PORT-AU-PRINCE, 7 juin 2026 (RHINEWS)- À un mois du cinquième anniversaire de l’assassinat de l’ancien président haïtien Jovenel Moïse, Martine Moïse, veuve du chef de l’État tué le 7 juillet 2021, a publié un long message sur les réseaux sociaux dans lequel elle revient sur l’évolution de l’enquête et formule de graves accusations contre des acteurs politiques et judiciaires, tout en affirmant sa confiance dans l’aboutissement de la justice.
Dans ce message, elle affirme que les différentes révélations intervenues depuis 59 mois contribueraient, selon elle, à éclairer les responsabilités dans l’assassinat et la tentative d’assassinat dont elle dit avoir été victime. Elle écrit : « Grâce à Dieu et avec le concours de la nature, les révélations faites pendant 59 mois après l’assassinat du président Jovenel Moïse et la tentative de le tuer le 7 juillet 2021 mettent en lumière et désignent les auteurs malgré les manœuvres pour brouiller les pistes. La vigilance du peuple ne laisse rien passer. »
Martine Moïse met également en cause des acteurs politiques et judiciaires qu’elle qualifie de « corrompus », leur reprochant d’avoir, selon elle, tenté de modifier l’interprétation des faits entourant l’assassinat. Elle affirme notamment : « Après la tentative des oligarchies de Tibwa et des politiciens criminels de tuer le président Jovenel Moïse, avec le soutien d’un juge proche de la Cour de cassation le 7 février 2021, une partie de la classe politique corrompue en Haïti a déclaré que les criminels ayant commis cet acte étaient des prisonniers politiques. Face à la pression populaire, 59 mois plus tard, le discours a changé. Aujourd’hui, ils reconnaissent et admettent que ce qui s’est passé à Tibwa était bel et bien un coup d’État. »
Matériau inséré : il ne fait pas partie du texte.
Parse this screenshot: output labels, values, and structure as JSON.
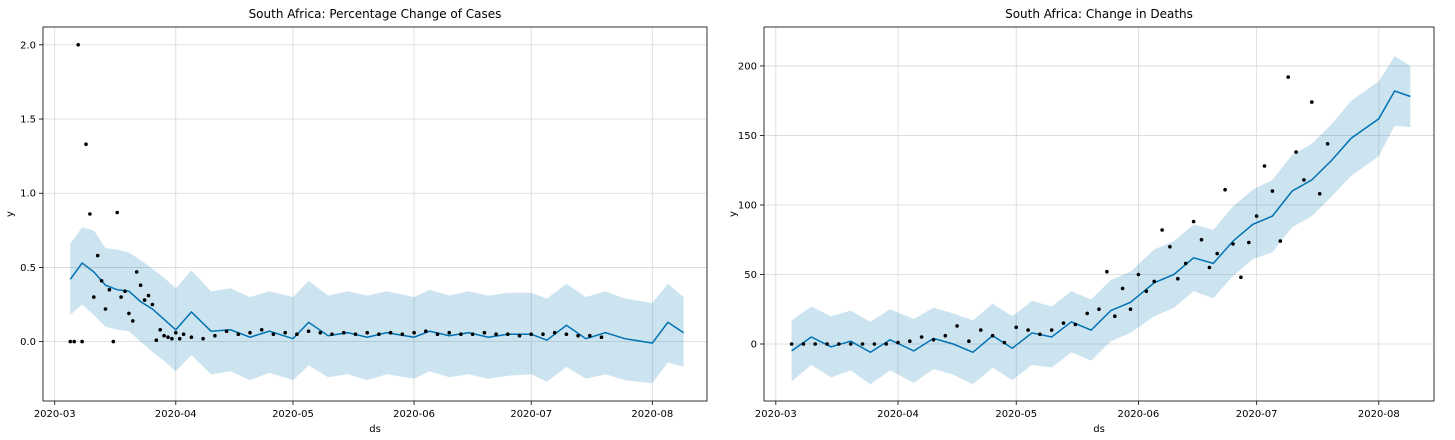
{
  "chart_data": [
    {
      "type": "scatter",
      "title": "South Africa: Percentage Change of Cases",
      "xlabel": "ds",
      "ylabel": "y",
      "xlim": [
        "2020-02-27",
        "2020-08-15"
      ],
      "ylim": [
        -0.4,
        2.12
      ],
      "xticks": [
        "2020-03",
        "2020-04",
        "2020-05",
        "2020-06",
        "2020-07",
        "2020-08"
      ],
      "yticks": [
        0.0,
        0.5,
        1.0,
        1.5,
        2.0
      ],
      "ytick_labels": [
        "0.0",
        "0.5",
        "1.0",
        "1.5",
        "2.0"
      ],
      "grid": true,
      "colors": {
        "forecast": "#0072B2",
        "observed": "#000000"
      },
      "forecast": {
        "x": [
          "2020-03-05",
          "2020-03-08",
          "2020-03-11",
          "2020-03-14",
          "2020-03-17",
          "2020-03-20",
          "2020-03-23",
          "2020-03-26",
          "2020-03-29",
          "2020-04-01",
          "2020-04-05",
          "2020-04-10",
          "2020-04-15",
          "2020-04-20",
          "2020-04-25",
          "2020-05-01",
          "2020-05-05",
          "2020-05-10",
          "2020-05-15",
          "2020-05-20",
          "2020-05-25",
          "2020-06-01",
          "2020-06-05",
          "2020-06-10",
          "2020-06-15",
          "2020-06-20",
          "2020-06-25",
          "2020-07-01",
          "2020-07-05",
          "2020-07-10",
          "2020-07-15",
          "2020-07-20",
          "2020-07-25",
          "2020-08-01",
          "2020-08-05",
          "2020-08-09"
        ],
        "yhat": [
          0.42,
          0.53,
          0.47,
          0.38,
          0.35,
          0.34,
          0.27,
          0.22,
          0.15,
          0.08,
          0.2,
          0.07,
          0.08,
          0.03,
          0.07,
          0.02,
          0.13,
          0.04,
          0.06,
          0.03,
          0.06,
          0.03,
          0.07,
          0.04,
          0.06,
          0.03,
          0.05,
          0.05,
          0.01,
          0.11,
          0.02,
          0.06,
          0.02,
          -0.01,
          0.13,
          0.06
        ],
        "lower": [
          0.18,
          0.25,
          0.18,
          0.1,
          0.08,
          0.07,
          0.0,
          -0.07,
          -0.13,
          -0.2,
          -0.09,
          -0.22,
          -0.2,
          -0.26,
          -0.21,
          -0.26,
          -0.16,
          -0.24,
          -0.22,
          -0.26,
          -0.22,
          -0.25,
          -0.2,
          -0.24,
          -0.22,
          -0.25,
          -0.23,
          -0.22,
          -0.27,
          -0.17,
          -0.25,
          -0.22,
          -0.26,
          -0.28,
          -0.14,
          -0.17
        ],
        "upper": [
          0.66,
          0.77,
          0.75,
          0.63,
          0.62,
          0.6,
          0.55,
          0.49,
          0.43,
          0.36,
          0.48,
          0.34,
          0.36,
          0.3,
          0.34,
          0.3,
          0.41,
          0.31,
          0.34,
          0.31,
          0.34,
          0.3,
          0.35,
          0.31,
          0.34,
          0.31,
          0.33,
          0.33,
          0.29,
          0.39,
          0.3,
          0.34,
          0.29,
          0.26,
          0.39,
          0.3
        ]
      },
      "observed": {
        "x": [
          "2020-03-05",
          "2020-03-06",
          "2020-03-07",
          "2020-03-08",
          "2020-03-09",
          "2020-03-10",
          "2020-03-11",
          "2020-03-12",
          "2020-03-13",
          "2020-03-14",
          "2020-03-15",
          "2020-03-16",
          "2020-03-17",
          "2020-03-18",
          "2020-03-19",
          "2020-03-20",
          "2020-03-21",
          "2020-03-22",
          "2020-03-23",
          "2020-03-24",
          "2020-03-25",
          "2020-03-26",
          "2020-03-27",
          "2020-03-28",
          "2020-03-29",
          "2020-03-30",
          "2020-03-31",
          "2020-04-01",
          "2020-04-02",
          "2020-04-03",
          "2020-04-05",
          "2020-04-08",
          "2020-04-11",
          "2020-04-14",
          "2020-04-17",
          "2020-04-20",
          "2020-04-23",
          "2020-04-26",
          "2020-04-29",
          "2020-05-02",
          "2020-05-05",
          "2020-05-08",
          "2020-05-11",
          "2020-05-14",
          "2020-05-17",
          "2020-05-20",
          "2020-05-23",
          "2020-05-26",
          "2020-05-29",
          "2020-06-01",
          "2020-06-04",
          "2020-06-07",
          "2020-06-10",
          "2020-06-13",
          "2020-06-16",
          "2020-06-19",
          "2020-06-22",
          "2020-06-25",
          "2020-06-28",
          "2020-07-01",
          "2020-07-04",
          "2020-07-07",
          "2020-07-10",
          "2020-07-13",
          "2020-07-16",
          "2020-07-19"
        ],
        "y": [
          0.0,
          0.0,
          2.0,
          0.0,
          1.33,
          0.86,
          0.3,
          0.58,
          0.41,
          0.22,
          0.35,
          0.0,
          0.87,
          0.3,
          0.34,
          0.19,
          0.14,
          0.47,
          0.38,
          0.28,
          0.31,
          0.25,
          0.01,
          0.08,
          0.04,
          0.03,
          0.02,
          0.06,
          0.02,
          0.05,
          0.03,
          0.02,
          0.04,
          0.07,
          0.05,
          0.06,
          0.08,
          0.05,
          0.06,
          0.05,
          0.07,
          0.06,
          0.05,
          0.06,
          0.05,
          0.06,
          0.05,
          0.06,
          0.05,
          0.06,
          0.07,
          0.05,
          0.06,
          0.05,
          0.05,
          0.06,
          0.05,
          0.05,
          0.04,
          0.05,
          0.05,
          0.06,
          0.05,
          0.04,
          0.04,
          0.03
        ]
      }
    },
    {
      "type": "scatter",
      "title": "South Africa: Change in Deaths",
      "xlabel": "ds",
      "ylabel": "y",
      "xlim": [
        "2020-02-27",
        "2020-08-15"
      ],
      "ylim": [
        -41,
        228
      ],
      "xticks": [
        "2020-03",
        "2020-04",
        "2020-05",
        "2020-06",
        "2020-07",
        "2020-08"
      ],
      "yticks": [
        0,
        50,
        100,
        150,
        200
      ],
      "ytick_labels": [
        "0",
        "50",
        "100",
        "150",
        "200"
      ],
      "grid": true,
      "colors": {
        "forecast": "#0072B2",
        "observed": "#000000"
      },
      "forecast": {
        "x": [
          "2020-03-05",
          "2020-03-10",
          "2020-03-15",
          "2020-03-20",
          "2020-03-25",
          "2020-03-30",
          "2020-04-05",
          "2020-04-10",
          "2020-04-15",
          "2020-04-20",
          "2020-04-25",
          "2020-04-30",
          "2020-05-05",
          "2020-05-10",
          "2020-05-15",
          "2020-05-20",
          "2020-05-25",
          "2020-05-30",
          "2020-06-05",
          "2020-06-10",
          "2020-06-15",
          "2020-06-20",
          "2020-06-25",
          "2020-06-30",
          "2020-07-05",
          "2020-07-10",
          "2020-07-15",
          "2020-07-20",
          "2020-07-25",
          "2020-08-01",
          "2020-08-05",
          "2020-08-09"
        ],
        "yhat": [
          -5,
          5,
          -2,
          2,
          -6,
          3,
          -5,
          4,
          0,
          -6,
          6,
          -3,
          8,
          5,
          16,
          10,
          24,
          30,
          44,
          50,
          62,
          58,
          74,
          86,
          92,
          110,
          118,
          132,
          148,
          162,
          182,
          178
        ],
        "lower": [
          -27,
          -15,
          -24,
          -19,
          -29,
          -19,
          -28,
          -18,
          -22,
          -29,
          -17,
          -26,
          -15,
          -17,
          -6,
          -12,
          2,
          8,
          20,
          26,
          38,
          33,
          49,
          61,
          66,
          84,
          92,
          106,
          121,
          135,
          157,
          156
        ],
        "upper": [
          17,
          27,
          20,
          24,
          16,
          25,
          18,
          26,
          22,
          17,
          29,
          20,
          31,
          27,
          38,
          32,
          46,
          52,
          68,
          74,
          86,
          82,
          99,
          111,
          118,
          136,
          144,
          158,
          175,
          189,
          207,
          200
        ]
      },
      "observed": {
        "x": [
          "2020-03-05",
          "2020-03-08",
          "2020-03-11",
          "2020-03-14",
          "2020-03-17",
          "2020-03-20",
          "2020-03-23",
          "2020-03-26",
          "2020-03-29",
          "2020-04-01",
          "2020-04-04",
          "2020-04-07",
          "2020-04-10",
          "2020-04-13",
          "2020-04-16",
          "2020-04-19",
          "2020-04-22",
          "2020-04-25",
          "2020-04-28",
          "2020-05-01",
          "2020-05-04",
          "2020-05-07",
          "2020-05-10",
          "2020-05-13",
          "2020-05-16",
          "2020-05-19",
          "2020-05-22",
          "2020-05-24",
          "2020-05-26",
          "2020-05-28",
          "2020-05-30",
          "2020-06-01",
          "2020-06-03",
          "2020-06-05",
          "2020-06-07",
          "2020-06-09",
          "2020-06-11",
          "2020-06-13",
          "2020-06-15",
          "2020-06-17",
          "2020-06-19",
          "2020-06-21",
          "2020-06-23",
          "2020-06-25",
          "2020-06-27",
          "2020-06-29",
          "2020-07-01",
          "2020-07-03",
          "2020-07-05",
          "2020-07-07",
          "2020-07-09",
          "2020-07-11",
          "2020-07-13",
          "2020-07-15",
          "2020-07-17",
          "2020-07-19"
        ],
        "y": [
          0,
          0,
          0,
          0,
          0,
          0,
          0,
          0,
          0,
          1,
          2,
          5,
          3,
          6,
          13,
          2,
          10,
          6,
          1,
          12,
          10,
          7,
          10,
          15,
          14,
          22,
          25,
          52,
          20,
          40,
          25,
          50,
          38,
          45,
          82,
          70,
          47,
          58,
          88,
          75,
          55,
          65,
          111,
          72,
          48,
          73,
          92,
          128,
          110,
          74,
          192,
          138,
          118,
          174,
          108,
          144
        ]
      }
    }
  ]
}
Elle revient également sur l’affaire des dossiers financiers de l’UCREF, affirmant que des éléments auraient été utilisés contre la candidature de son mari. « Ce sont ces mêmes acteurs qui ont tenté de détruire la candidature de mon mari à la présidence avec de faux dossiers financiers de l’UCREF. Dans ces faux dossiers, des transactions en gourdes ont été présentées comme des dollars », écrit-elle.
Dans son message, elle exprime aussi son étonnement face à certaines nominations dans le système judiciaire, qu’elle estime problématiques au regard des affaires en cours. « Beaucoup de personnes sont surprises de voir l’un des auteurs de ces montages de corruption à l’UCREF nommé juge à la Cour d’appel de Port-au-Prince, la même cour où les dossiers de l’assassinat du président Jovenel et de la tentative d’assassinat contre moi suivent leur cours », affirme-t-elle.
Martine Moïse dénonce par ailleurs une campagne prolongée de dénigrement contre son défunt mari et sa famille. « La classe politique corrompue a passé quatre ans et cinq mois à détruire le caractère du président Jovenel Moïse et à dénigrer sa famille jusqu’à son assassinat. Même après sa mort, ils continuent ce travail de diffamation à travers la propagande de l’opération Bolivi », écrit-elle.
Elle affirme également avoir elle-même été la cible de tentatives de dénigrement et de pressions médiatiques, tout en disant ne pas être découragée dans son combat. « Ils ont même tenté de me détruire et de dénigrer ma famille sur plusieurs stations de radio. Cela ne nous a pas découragés. Nous savons que la justice finira par triompher », ajoute-t-elle.
Évoquant des éléments liés à la succession et aux documents personnels de l’ancien président, Martine Moise qui est inculpée pour implication présumée dans l’assassinat de son mari, déclare : « Le carnet du président Jovenel Moïse était chez lui et c’est là qu’il prenait toutes les notes importantes. Même si l’ordonnance du juge n’a pas encore été exécutée et que ce document, qui est un secret d’État, n’a pas été retrouvé, la justice finira par triompher. »
Elle insiste enfin sur sa conviction que les responsables de l’assassinat devront répondre de leurs actes, malgré les délais judiciaires et les obstacles qu’elle évoque. « Même si des tractations sont en cours pour protéger les criminels qui ont tué mon mari, notre président, et qui m’ont tirée le 7 juillet 2021, la justice finira par triompher. Même 59 mois plus tard, alors que les auteurs financiers et intellectuels de ce crime contre la nation et le peuple sont toujours recherchés, la justice finira par triompher », conclut-elle.